Beim Geräuschpegel zeigte das Gerät auf dieser Minimalstufe 33,8 dB. Das liegt nahe am saisonalen Mittel – nicht herausragend. Bei der Messung blies der Luftstrom direkt auf das Mikrofon, was möglicherweise ein paar Dezibel addiert hat; in einem realen Raum, mit an der Decke anliegendem „laminarem“ Strahl, wirkt das Innengerät spürbar leiser. Die Luftverteilung ist übrigens clever gelöst: Eine spezielle Form der Frontklappe dient als Sprungschanze – im Kühlbetrieb wird der Strahl zur Decke „hochgeworfen“, im Heizbetrieb wird er dicht nach unten gedrückt.
Stresstest am Labor-LATR: Sowohl 150 V als auch 100 V am Eingang verkraftet das Gerät ohne Kompressorabschaltungen und nahezu ohne Drehzahleinbruch – für eine werksseitige Inverter-Midea ist das erwartungsgemäß.
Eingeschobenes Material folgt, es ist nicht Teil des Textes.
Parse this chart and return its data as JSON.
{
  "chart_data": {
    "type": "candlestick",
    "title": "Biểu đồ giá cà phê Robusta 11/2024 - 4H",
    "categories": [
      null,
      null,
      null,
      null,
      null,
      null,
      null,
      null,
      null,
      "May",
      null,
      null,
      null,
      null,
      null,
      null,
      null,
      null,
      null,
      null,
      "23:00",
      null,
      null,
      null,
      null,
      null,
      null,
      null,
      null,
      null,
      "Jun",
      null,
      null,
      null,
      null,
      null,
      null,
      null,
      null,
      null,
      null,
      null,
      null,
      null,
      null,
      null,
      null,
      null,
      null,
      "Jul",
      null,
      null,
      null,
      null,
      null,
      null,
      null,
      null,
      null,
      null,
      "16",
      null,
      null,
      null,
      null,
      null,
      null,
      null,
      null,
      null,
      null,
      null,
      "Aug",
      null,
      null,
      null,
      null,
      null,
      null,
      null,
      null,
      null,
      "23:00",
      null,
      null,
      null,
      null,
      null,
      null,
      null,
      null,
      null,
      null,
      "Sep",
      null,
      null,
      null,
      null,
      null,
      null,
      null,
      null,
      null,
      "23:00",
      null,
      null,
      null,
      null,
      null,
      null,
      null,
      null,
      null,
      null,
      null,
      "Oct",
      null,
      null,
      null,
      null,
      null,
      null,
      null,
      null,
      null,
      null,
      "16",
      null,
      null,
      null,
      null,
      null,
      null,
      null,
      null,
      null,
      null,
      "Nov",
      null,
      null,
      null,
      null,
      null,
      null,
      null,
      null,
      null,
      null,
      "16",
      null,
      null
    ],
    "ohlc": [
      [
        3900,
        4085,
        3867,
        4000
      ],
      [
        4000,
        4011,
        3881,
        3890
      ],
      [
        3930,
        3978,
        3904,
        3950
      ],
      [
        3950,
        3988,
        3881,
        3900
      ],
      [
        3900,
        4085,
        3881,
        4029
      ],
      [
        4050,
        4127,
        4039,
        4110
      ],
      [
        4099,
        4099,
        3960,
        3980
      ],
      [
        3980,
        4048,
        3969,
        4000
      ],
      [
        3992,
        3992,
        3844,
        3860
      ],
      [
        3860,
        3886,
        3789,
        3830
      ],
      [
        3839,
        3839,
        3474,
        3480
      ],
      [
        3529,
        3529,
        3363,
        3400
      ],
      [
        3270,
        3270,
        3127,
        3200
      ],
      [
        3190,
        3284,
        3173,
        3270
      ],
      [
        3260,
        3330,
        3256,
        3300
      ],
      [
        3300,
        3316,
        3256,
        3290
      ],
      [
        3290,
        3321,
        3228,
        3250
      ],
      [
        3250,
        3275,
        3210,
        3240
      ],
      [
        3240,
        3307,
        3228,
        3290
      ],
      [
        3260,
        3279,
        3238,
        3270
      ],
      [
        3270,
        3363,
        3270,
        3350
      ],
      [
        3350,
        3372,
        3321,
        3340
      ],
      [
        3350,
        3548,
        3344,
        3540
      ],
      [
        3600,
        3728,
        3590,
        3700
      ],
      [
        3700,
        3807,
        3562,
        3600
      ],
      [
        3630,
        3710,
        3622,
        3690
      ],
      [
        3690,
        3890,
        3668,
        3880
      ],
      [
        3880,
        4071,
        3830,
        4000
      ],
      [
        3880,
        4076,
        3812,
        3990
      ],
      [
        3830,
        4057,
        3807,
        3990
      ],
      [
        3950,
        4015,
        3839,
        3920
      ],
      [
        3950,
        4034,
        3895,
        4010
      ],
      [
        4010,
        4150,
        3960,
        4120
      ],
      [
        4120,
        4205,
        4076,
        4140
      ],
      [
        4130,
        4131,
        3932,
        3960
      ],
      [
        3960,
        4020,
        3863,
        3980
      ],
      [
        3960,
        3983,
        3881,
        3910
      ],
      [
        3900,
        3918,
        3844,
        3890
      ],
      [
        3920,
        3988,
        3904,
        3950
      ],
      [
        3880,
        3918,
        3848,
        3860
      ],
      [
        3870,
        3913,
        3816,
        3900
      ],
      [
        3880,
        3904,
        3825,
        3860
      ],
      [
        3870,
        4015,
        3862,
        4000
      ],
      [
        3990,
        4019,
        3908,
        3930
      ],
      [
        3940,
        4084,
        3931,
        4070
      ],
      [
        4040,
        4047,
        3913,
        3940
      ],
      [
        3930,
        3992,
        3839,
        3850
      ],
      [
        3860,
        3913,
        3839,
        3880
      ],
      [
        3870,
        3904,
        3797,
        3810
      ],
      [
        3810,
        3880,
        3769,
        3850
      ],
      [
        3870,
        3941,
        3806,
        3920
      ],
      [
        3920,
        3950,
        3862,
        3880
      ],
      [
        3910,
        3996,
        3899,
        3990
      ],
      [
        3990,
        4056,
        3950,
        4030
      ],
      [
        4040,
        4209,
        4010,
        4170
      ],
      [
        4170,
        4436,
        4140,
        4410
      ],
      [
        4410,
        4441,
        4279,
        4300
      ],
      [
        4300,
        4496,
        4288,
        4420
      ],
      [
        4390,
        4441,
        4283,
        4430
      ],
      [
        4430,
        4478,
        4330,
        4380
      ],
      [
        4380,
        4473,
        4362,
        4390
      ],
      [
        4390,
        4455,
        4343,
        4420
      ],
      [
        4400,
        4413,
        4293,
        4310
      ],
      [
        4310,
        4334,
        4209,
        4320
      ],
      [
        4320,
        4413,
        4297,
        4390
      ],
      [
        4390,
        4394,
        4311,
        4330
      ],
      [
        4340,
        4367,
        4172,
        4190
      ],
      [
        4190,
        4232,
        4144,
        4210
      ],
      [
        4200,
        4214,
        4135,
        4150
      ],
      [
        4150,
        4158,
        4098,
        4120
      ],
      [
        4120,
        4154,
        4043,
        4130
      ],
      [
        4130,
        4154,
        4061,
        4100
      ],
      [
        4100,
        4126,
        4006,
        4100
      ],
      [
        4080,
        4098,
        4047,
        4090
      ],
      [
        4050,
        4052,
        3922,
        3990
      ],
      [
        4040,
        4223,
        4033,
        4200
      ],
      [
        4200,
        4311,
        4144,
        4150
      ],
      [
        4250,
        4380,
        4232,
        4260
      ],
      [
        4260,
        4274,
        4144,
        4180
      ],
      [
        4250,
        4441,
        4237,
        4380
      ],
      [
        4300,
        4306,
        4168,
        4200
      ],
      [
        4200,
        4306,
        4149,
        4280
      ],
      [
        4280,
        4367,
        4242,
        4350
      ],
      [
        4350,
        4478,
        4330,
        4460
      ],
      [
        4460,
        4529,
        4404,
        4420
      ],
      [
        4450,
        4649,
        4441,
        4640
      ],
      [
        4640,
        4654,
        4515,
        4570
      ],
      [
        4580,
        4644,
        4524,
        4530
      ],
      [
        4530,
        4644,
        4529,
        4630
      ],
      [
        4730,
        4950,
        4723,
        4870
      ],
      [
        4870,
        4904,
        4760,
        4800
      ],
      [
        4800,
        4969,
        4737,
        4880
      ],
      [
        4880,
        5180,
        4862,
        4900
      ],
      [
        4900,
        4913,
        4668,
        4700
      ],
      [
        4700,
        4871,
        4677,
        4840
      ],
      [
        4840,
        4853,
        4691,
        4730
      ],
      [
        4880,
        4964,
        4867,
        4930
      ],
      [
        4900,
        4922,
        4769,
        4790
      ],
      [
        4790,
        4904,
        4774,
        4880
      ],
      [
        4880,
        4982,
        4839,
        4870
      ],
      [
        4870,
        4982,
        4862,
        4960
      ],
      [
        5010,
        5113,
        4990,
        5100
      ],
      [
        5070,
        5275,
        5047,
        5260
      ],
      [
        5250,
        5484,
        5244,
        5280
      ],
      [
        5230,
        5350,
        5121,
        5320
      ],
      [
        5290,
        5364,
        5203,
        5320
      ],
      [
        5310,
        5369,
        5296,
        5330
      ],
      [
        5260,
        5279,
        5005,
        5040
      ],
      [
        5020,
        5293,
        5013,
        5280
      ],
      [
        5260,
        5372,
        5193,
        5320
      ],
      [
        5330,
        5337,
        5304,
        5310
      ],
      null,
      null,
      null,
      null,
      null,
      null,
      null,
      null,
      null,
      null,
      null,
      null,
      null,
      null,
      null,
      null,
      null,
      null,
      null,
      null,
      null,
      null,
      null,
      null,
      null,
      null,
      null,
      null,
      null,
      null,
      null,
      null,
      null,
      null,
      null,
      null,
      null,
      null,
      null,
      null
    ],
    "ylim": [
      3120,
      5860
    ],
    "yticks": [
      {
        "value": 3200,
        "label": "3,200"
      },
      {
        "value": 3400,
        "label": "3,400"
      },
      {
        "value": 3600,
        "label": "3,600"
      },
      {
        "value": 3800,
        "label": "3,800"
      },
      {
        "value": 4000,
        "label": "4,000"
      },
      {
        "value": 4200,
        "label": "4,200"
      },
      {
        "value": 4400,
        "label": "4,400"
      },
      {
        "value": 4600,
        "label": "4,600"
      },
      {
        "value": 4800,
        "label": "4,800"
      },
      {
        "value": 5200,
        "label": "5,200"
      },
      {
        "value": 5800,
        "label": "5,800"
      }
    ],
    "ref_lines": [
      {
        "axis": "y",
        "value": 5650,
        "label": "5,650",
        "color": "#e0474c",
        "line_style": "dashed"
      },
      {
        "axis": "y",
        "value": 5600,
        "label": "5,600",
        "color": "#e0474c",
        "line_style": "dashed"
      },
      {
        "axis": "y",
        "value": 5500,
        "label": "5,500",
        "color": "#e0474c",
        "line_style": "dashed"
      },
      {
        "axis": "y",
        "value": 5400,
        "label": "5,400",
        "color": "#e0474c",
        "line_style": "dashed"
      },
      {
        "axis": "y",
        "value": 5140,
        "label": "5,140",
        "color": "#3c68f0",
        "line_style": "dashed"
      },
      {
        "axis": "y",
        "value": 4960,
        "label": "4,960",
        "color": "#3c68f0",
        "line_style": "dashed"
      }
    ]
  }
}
Im Innengerät sitzt ein zweireihiger Wärmetauscher, Kupfer 5 mm, 15 U-Bögen bei 56 cm Wicklungslänge. Nach unserer Messmethode beträgt die Oberfläche 0,25 m². Die merkliche Bogen-Dichte sorgt für eine gute Fläche auch bei dünnem 5‑mm-Kupfer.
Das Außengerät wirkt wie eine „klassische große MDV“: großes Gehäuse, Diffusor über die volle Höhe, sauberer Portschutz, keine dekorative Rückseitenabdeckung. Die Vibrationsmessung liegt bei hochgefahrenen Drehzahlen um 0,35 – über unserem Standard, aber hier dreht der Ventilator „auf garantierten Durchsatz“. Mit sinkender Drehzahl geht die Vibration zurück. Der Kompressor ist ein GMCC der KSN-Serie mit Index 103: für die 9er ein überzeugender „richtiger“ Index, ohne Herabstufung. Ein EEV gibt es erwartungsgemäß nicht, die Drosselung erfolgt über Kapillarrohr. Doppelter Isoliermantel, saubere Klemmen, externer Temperatursensor.
Ein separates, angenehmes Detail ist der herstellereigene Modus der „umgekehrten Selbstreinigung“: Nach dem Ausschalten läuft der Ventilator eine Minute rückwärts und bläst Staub vom Wärmetauscher. Das wirkt deutlicher als die „klassische Vereisung“ und befreit die Lamellen physisch von Belag.
Die Kupferoberfläche des äußeren Wärmetauschers beträgt 0,33 m². Das Verhältnis „innen 0,25 – außen 0,33“ ist klassisch – genau so mögen wir es: Das Außengerät ist rund 30% größer als das Innengerät, der Kältekreis ist ausgewogen.
Fazit zum MDV INTEGRA Pro: ein selbstbewusster Werks-Flaggschiff-Inverter zum vernünftigen Preis. Stärken: Midea-Werksherkunft, tatsächlich nutzbare 100 Ventilatorstufen, hervorragender SEER 8,8, Leitungslänge 25 m, zwei Feinfilter + Fernbedienungshalterung + Batterien im Lieferumfang, ruhiger Betrieb bei 100 V, durchdachte Strahlführung mit „Sprungschanze“, geringe Vibrationen in den Arbeitsbereichen, Modus der umgekehrten Selbstreinigung. Schwächen: 33,8 dB Geräusch (für die Klasse nicht niedrig), bipolarer Ionisator bei der Demontage nicht auffindbar, AI-Modus als „Black Box“, auf der Fernbedienung teilen sich Prozentstufen und Solltemperatur dasselbe Displaysegment und wirken leicht verwirrend. Empfehlung als vollwertiger „Home-Inverter“ des Modelljahres 2025, der lange und ohne Betriebsüberraschungen laufen sollte.